Well, Black Friday has come and gone. Buy Nothing Day seems to take on more of an urgency for me this year. Oh it's not that I didn't feel the crush of impending doom last year, I did. This year we have seemed to turn a corner of sorts in regards to public awareness (note I did not say "acceptance") of global warming. There appears to be varying degrees of understanding of just what is going on here with the public and the numbers of deniers seem to be going the way of many of our animal species. ExxonMobil continues to use it's mighty power in the media to keep those oil I.V's firmly attached. It is going to be a hard realization for those of us who have become dependent upon big media for their information to understand that the enemy is us. Uncle Al's movie Inconvenient Truth did seem to help. I was somewhat comforted to see that upon a visit to my local video store none of the dozen or so DVD's of Inconvenient Truth were available, all rented. Something IS going on around here.
This year it appears to be generally accepted on many college campuses that global warming is real and that the future could be very nasty. Students seeking higher education are coming out with increasingly higher and higher debt and are willing to go to the bank to make up the difference in unprecedented numbers. They are investing in their future believing that it will pay off. Perhaps they will get it enough to help change our world for the better. If you count the number of "Sustainability Directors" on campus you will find at least some college officials understand that for their institutions to continue business as usual will kill us all.
I did honor "Buy Nothing Day" while at the same time trying hard to keep my relationships positive with those in my life who are still caught up in the "sale frenzy" that stores try to elicit from vulnerable shoppers. My approach to the futility of this yearly ritual is to have the long view. Wanting us all to wake up and try to figure our way out of this mess, is, of course, where I go when I think about what world my kids and grandkids will inherit. But wanting it now, without the necessary re-evaluation of all the things that make communities’ sustainable what we need?

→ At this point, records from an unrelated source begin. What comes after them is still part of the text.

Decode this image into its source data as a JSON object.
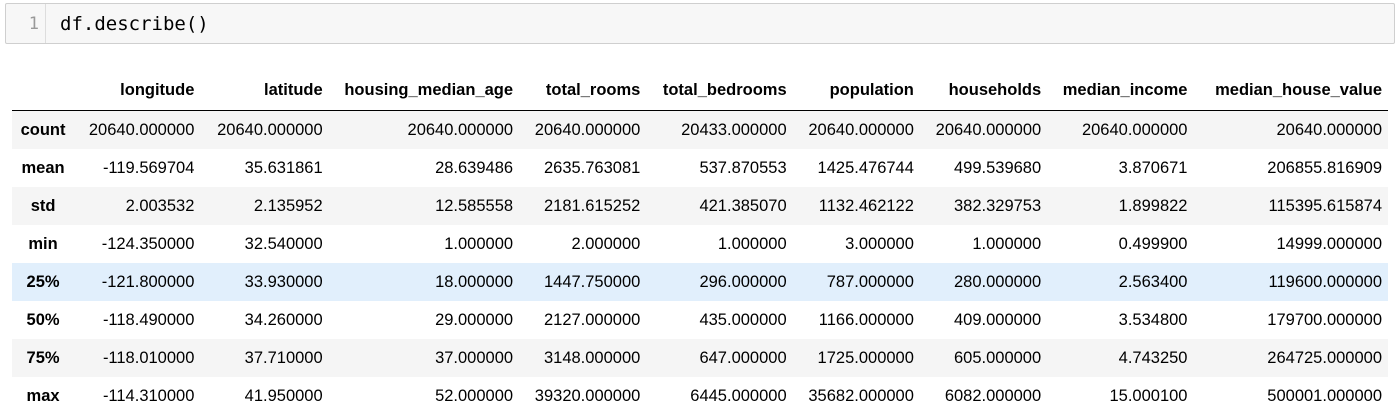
{
  "input_cell": {
    "line_number": "1",
    "code": "df.describe()"
  },
  "table": {
    "columns": [
      "longitude",
      "latitude",
      "housing_median_age",
      "total_rooms",
      "total_bedrooms",
      "population",
      "households",
      "median_income",
      "median_house_value"
    ],
    "rows": [
      {
        "index": "count",
        "values": [
          "20640.000000",
          "20640.000000",
          "20640.000000",
          "20640.000000",
          "20433.000000",
          "20640.000000",
          "20640.000000",
          "20640.000000",
          "20640.000000"
        ]
      },
      {
        "index": "mean",
        "values": [
          "-119.569704",
          "35.631861",
          "28.639486",
          "2635.763081",
          "537.870553",
          "1425.476744",
          "499.539680",
          "3.870671",
          "206855.816909"
        ]
      },
      {
        "index": "std",
        "values": [
          "2.003532",
          "2.135952",
          "12.585558",
          "2181.615252",
          "421.385070",
          "1132.462122",
          "382.329753",
          "1.899822",
          "115395.615874"
        ]
      },
      {
        "index": "min",
        "values": [
          "-124.350000",
          "32.540000",
          "1.000000",
          "2.000000",
          "1.000000",
          "3.000000",
          "1.000000",
          "0.499900",
          "14999.000000"
        ]
      },
      {
        "index": "25%",
        "values": [
          "-121.800000",
          "33.930000",
          "18.000000",
          "1447.750000",
          "296.000000",
          "787.000000",
          "280.000000",
          "2.563400",
          "119600.000000"
        ]
      },
      {
        "index": "50%",
        "values": [
          "-118.490000",
          "34.260000",
          "29.000000",
          "2127.000000",
          "435.000000",
          "1166.000000",
          "409.000000",
          "3.534800",
          "179700.000000"
        ]
      },
      {
        "index": "75%",
        "values": [
          "-118.010000",
          "37.710000",
          "37.000000",
          "3148.000000",
          "647.000000",
          "1725.000000",
          "605.000000",
          "4.743250",
          "264725.000000"
        ]
      },
      {
        "index": "max",
        "values": [
          "-114.310000",
          "41.950000",
          "52.000000",
          "39320.000000",
          "6445.000000",
          "35682.000000",
          "6082.000000",
          "15.000100",
          "500001.000000"
        ]
      }
    ],
    "highlighted_row_index": "25%",
    "colors": {
      "odd_row": "#f5f5f5",
      "even_row": "#ffffff",
      "hover_row": "#e1effc"
    }
  }
}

For those of us who invest a good chunk of time trying to understand the complex issues of creating long-term and sustainable wealth in our community we can be a challenge to live with. Keeping those relationships strong and intact is what helps keep our community more sustainable. Yet there are the many and varied actions that we take each day that demand to be re-examined if we want to create a future worth living for our children. For me, taking the longer view with family about destructive consumerist habits is much like raising teenagers. You have to carefully pick your battles. Deciding ahead of time, what the issues are that you will put your energy into in terms of educating, cajoling, and humoring can be helpful. It is equally helpful to know what you can let go of, knowing that over time the obvious will become more of a national imperative.

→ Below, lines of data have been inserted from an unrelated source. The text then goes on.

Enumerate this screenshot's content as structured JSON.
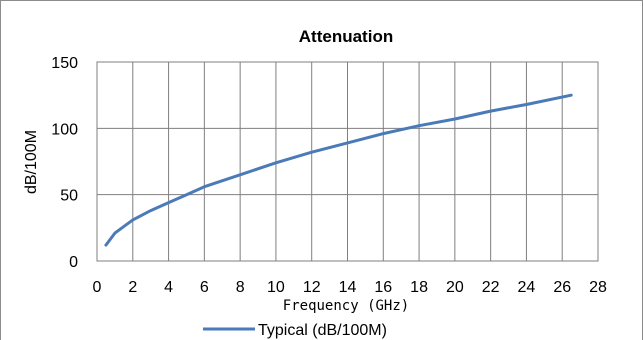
{
  "chart_data": {
    "type": "line",
    "title": "Attenuation",
    "xlabel": "Frequency (GHz)",
    "ylabel": "dB/100M",
    "xlim": [
      0,
      28
    ],
    "ylim": [
      0,
      150
    ],
    "x_ticks": [
      0,
      2,
      4,
      6,
      8,
      10,
      12,
      14,
      16,
      18,
      20,
      22,
      24,
      26,
      28
    ],
    "y_ticks": [
      0,
      50,
      100,
      150
    ],
    "grid": true,
    "legend_position": "bottom",
    "series": [
      {
        "name": "Typical (dB/100M)",
        "color": "#4a7ab8",
        "x": [
          0.5,
          1,
          2,
          3,
          4,
          5,
          6,
          8,
          10,
          12,
          14,
          16,
          18,
          20,
          22,
          24,
          26.5
        ],
        "y": [
          12,
          21,
          31,
          38,
          44,
          50,
          56,
          65,
          74,
          82,
          89,
          96,
          102,
          107,
          113,
          118,
          125
        ]
      }
    ]
  }
}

I say this all with considerable trepidation. Recent news about global warming provides us with two high-profile disaster warnings that will take your breath away. Sir Nicholas Stern has predicted that climate change will cause the most massive market failure in history. As a result of a major study, the journal Science published information that it is likely there will be a near-total collapse of global fisheries within the next 40 years. Eminent NASA scientist Dr. James E. Hansen has publicly stated that we have about 10 years left to reduce our carbon releases, after that period of time, nothing we do will be likely to help.

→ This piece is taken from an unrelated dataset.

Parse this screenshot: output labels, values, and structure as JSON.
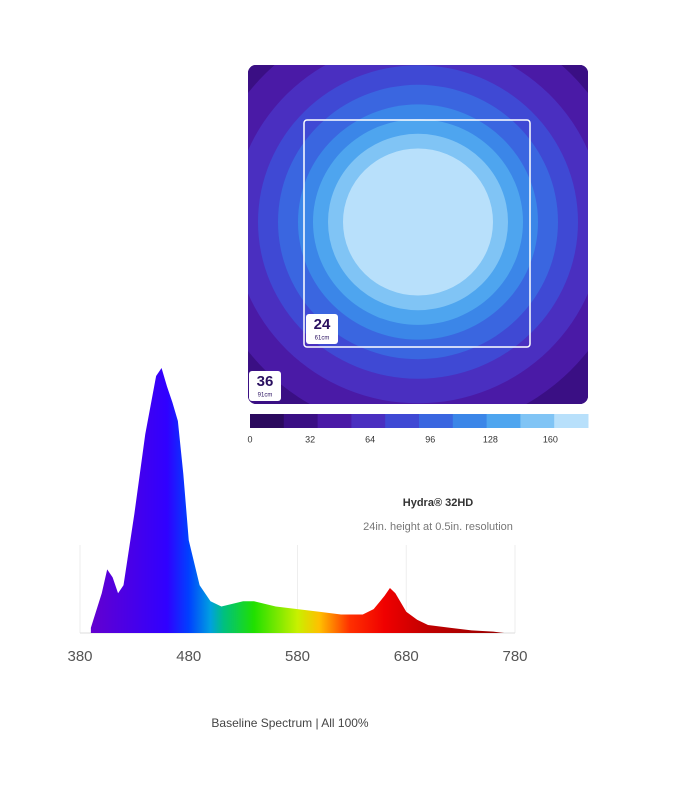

All of this gloom and doom can in fact instill as sense of futility. We have all heard or thought, "What I do won't really matter." This pervasive myth perhaps is the greatest obstacle for most in our community who remain concerned with what we are doing to the earth. The reality is that this thinking is the exact opposite of what we need to do. One thing we can do is begin to change how we think about the materials we bring into our homes. If we begin to think about the true cost of an item besides it's monetary pricetag, then we are well on our way to making a real difference. The true cost of an item has to include the fossil fuels used to create it including the power used by the machinery, the plastics taken from petroleum, fuels used to transport by rail, truck or air, the energy required to use to product and lastly disposal. Reducing the heating of our homes, becoming wiser about our personal transportation, and reducing our electric consumption are within our means and is a start we can all do now. Supporting locally produced food and products will also strengthen our economy, support local families, and lessen our impact on the natural world. So to become good ancestors means that we take action now. When our grandchildren sit down with us someday and ask, " did you know about global warming? Did you do anything to stop it? " You will be able to tell them the truth.